When the price approaches 105K, short accumulation could indicate the next stage of market movement. If delta and build-up phases align, long positions may be constructed around this level. Traders are advised to track these signals closely, as strength or absence thereof can determine future price action.

The Significance of Delta Flows

Delta flows provide insight into the distribution of buy and sell orders in the market.
Tracking whether retail traders are selling helps identify potential counter-position opportunities.
These signals can guide traders in constructing long positions or managing existing short exposure.

Boris noted, “Track delta flows — if retail is selling, you can set up the opposite position. Understanding sentiment shifts through these flows can strengthen decision-making for active traders. The analysis emphasizes aligning delta readings with volume-based accumulation for accurate positioning.

The market’s slight pessimism suggests that movements toward key levels are carefully monitored. If delta signals weakness, the price may push lower, affecting the accumulation and reversal strategy. Conversely, strong delta readings could signal a rebound, presenting opportunities for informed entries.

The 90K Zone: Potential Capitulation Point

The 90K level represents a deeper market zone that could trigger full capitulation.
Fundingvest highlighted this area as extremely interesting for traders monitoring BTC’s alpha signals. If reversal emerges from 90K, traders caught short may face rapid price increases.

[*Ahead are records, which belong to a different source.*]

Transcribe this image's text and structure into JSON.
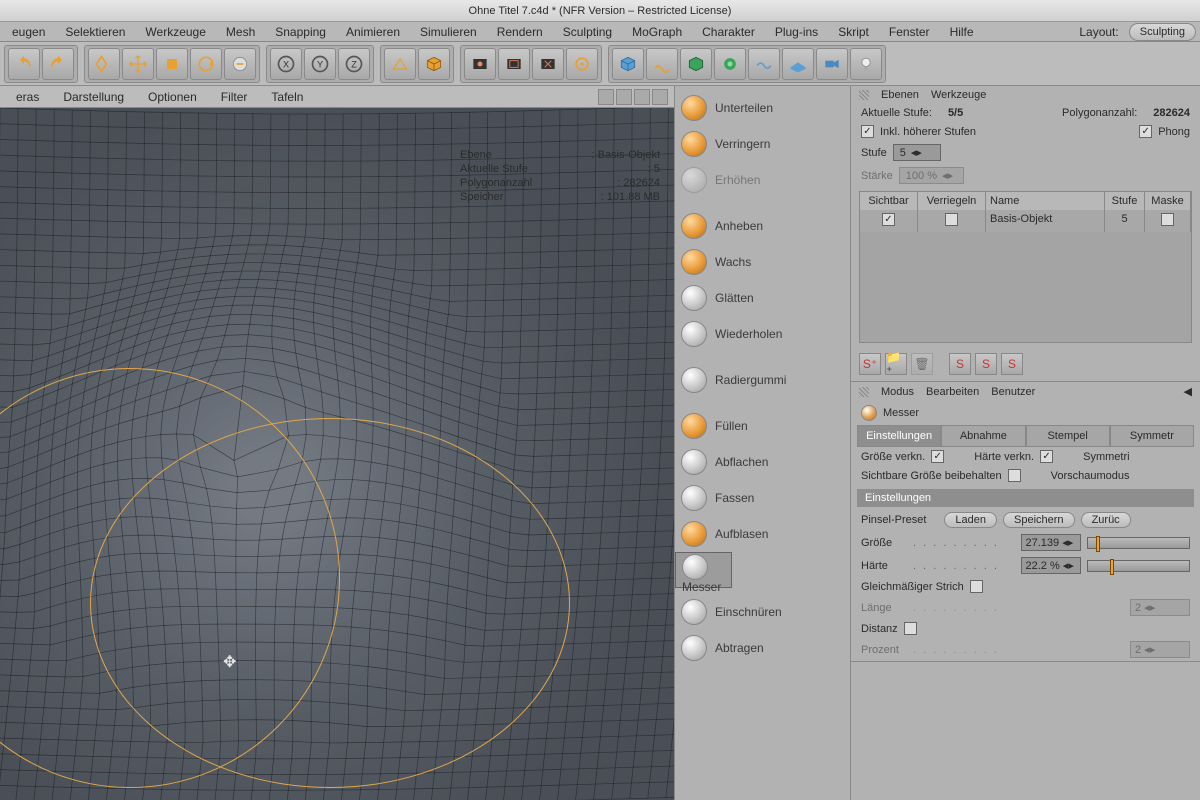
{
  "titlebar": "Ohne Titel 7.c4d * (NFR Version – Restricted License)",
  "menu": [
    "eugen",
    "Selektieren",
    "Werkzeuge",
    "Mesh",
    "Snapping",
    "Animieren",
    "Simulieren",
    "Rendern",
    "Sculpting",
    "MoGraph",
    "Charakter",
    "Plug-ins",
    "Skript",
    "Fenster",
    "Hilfe"
  ],
  "layout_label": "Layout:",
  "layout_value": "Sculpting",
  "view_menu": [
    "eras",
    "Darstellung",
    "Optionen",
    "Filter",
    "Tafeln"
  ],
  "hud": {
    "ebene_k": "Ebene",
    "ebene_v": "Basis-Objekt",
    "stufe_k": "Aktuelle Stufe",
    "stufe_v": "5",
    "poly_k": "Polygonanzahl",
    "poly_v": "282624",
    "mem_k": "Speicher",
    "mem_v": "101.88 MB"
  },
  "tool_panel": {
    "items": [
      {
        "label": "Unterteilen"
      },
      {
        "label": "Verringern"
      },
      {
        "label": "Erhöhen"
      }
    ],
    "brushes": [
      {
        "label": "Anheben"
      },
      {
        "label": "Wachs"
      },
      {
        "label": "Glätten"
      },
      {
        "label": "Wiederholen"
      },
      {
        "label": "Radiergummi"
      },
      {
        "label": "Füllen"
      },
      {
        "label": "Abflachen"
      },
      {
        "label": "Fassen"
      },
      {
        "label": "Aufblasen"
      },
      {
        "label": "Messer"
      },
      {
        "label": "Einschnüren"
      },
      {
        "label": "Abtragen"
      }
    ],
    "selected": "Messer"
  },
  "right": {
    "head1": [
      "Ebenen",
      "Werkzeuge"
    ],
    "stufe_label": "Aktuelle Stufe:",
    "stufe_value": "5/5",
    "poly_label": "Polygonanzahl:",
    "poly_value": "282624",
    "inkl": "Inkl. höherer Stufen",
    "phong": "Phong",
    "stufe_sel_label": "Stufe",
    "stufe_sel_value": "5",
    "staerke_label": "Stärke",
    "staerke_value": "100 %",
    "tbl_head": [
      "Sichtbar",
      "Verriegeln",
      "Name",
      "Stufe",
      "Maske"
    ],
    "tbl_row": {
      "name": "Basis-Objekt",
      "stufe": "5"
    },
    "head2": [
      "Modus",
      "Bearbeiten",
      "Benutzer"
    ],
    "attr_title": "Messer",
    "tabs": [
      "Einstellungen",
      "Abnahme",
      "Stempel",
      "Symmetr"
    ],
    "groesse_verkn": "Größe verkn.",
    "haerte_verkn": "Härte verkn.",
    "symm": "Symmetri",
    "sichtbare": "Sichtbare Größe beibehalten",
    "vorschau": "Vorschaumodus",
    "section": "Einstellungen",
    "preset_label": "Pinsel-Preset",
    "btn_laden": "Laden",
    "btn_speichern": "Speichern",
    "btn_zurueck": "Zurüc",
    "groesse_label": "Größe",
    "groesse_value": "27.139",
    "haerte_label": "Härte",
    "haerte_value": "22.2 %",
    "gleich": "Gleichmäßiger Strich",
    "laenge_label": "Länge",
    "laenge_value": "2",
    "distanz_label": "Distanz",
    "prozent_label": "Prozent",
    "prozent_value": "2"
  }
}
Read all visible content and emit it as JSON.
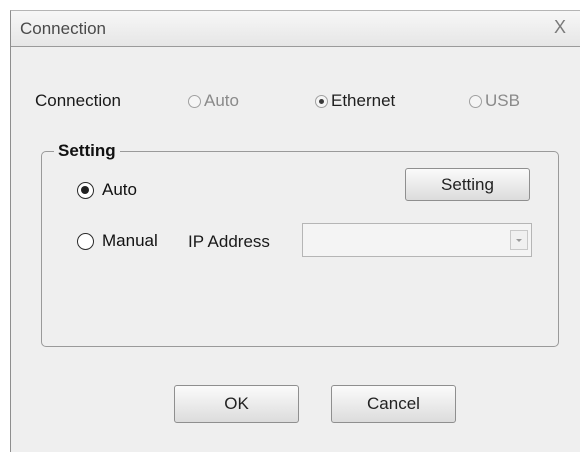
{
  "window": {
    "title": "Connection",
    "close_glyph": "X"
  },
  "connection": {
    "label": "Connection",
    "options": [
      {
        "label": "Auto",
        "checked": false,
        "enabled": false
      },
      {
        "label": "Ethernet",
        "checked": true,
        "enabled": true
      },
      {
        "label": "USB",
        "checked": false,
        "enabled": false
      }
    ]
  },
  "setting_group": {
    "legend": "Setting",
    "auto_label": "Auto",
    "auto_checked": true,
    "manual_label": "Manual",
    "manual_checked": false,
    "ip_label": "IP Address",
    "ip_value": "",
    "setting_button": "Setting"
  },
  "footer": {
    "ok_label": "OK",
    "cancel_label": "Cancel"
  },
  "icons": [
    "close-icon",
    "chevron-down-icon"
  ]
}
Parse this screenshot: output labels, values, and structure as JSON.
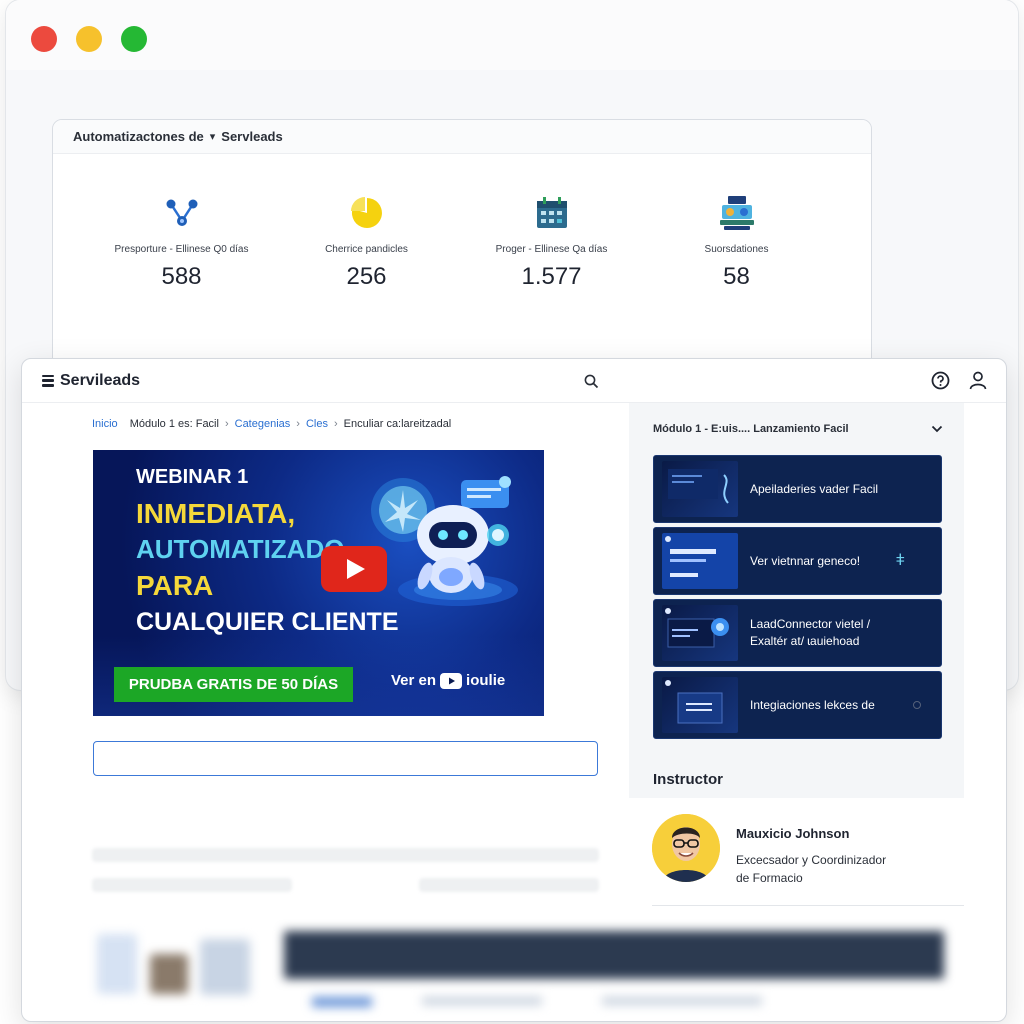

Monitoring position closures around 105K helps determine the market’s immediate direction. Absence of strength at this level could allow further downward movement toward the 90K zone. This zone may act as a decisive area where accumulation and market sentiment align for potential rallies.

Traders focusing on these zones can structure positions based on observed liquidation patterns. Red zones on the heatmap often indicate times to consider buying or setting strategic entries. Combined analysis of delta flows and accumulation patterns provides a clearer understanding of market shifts.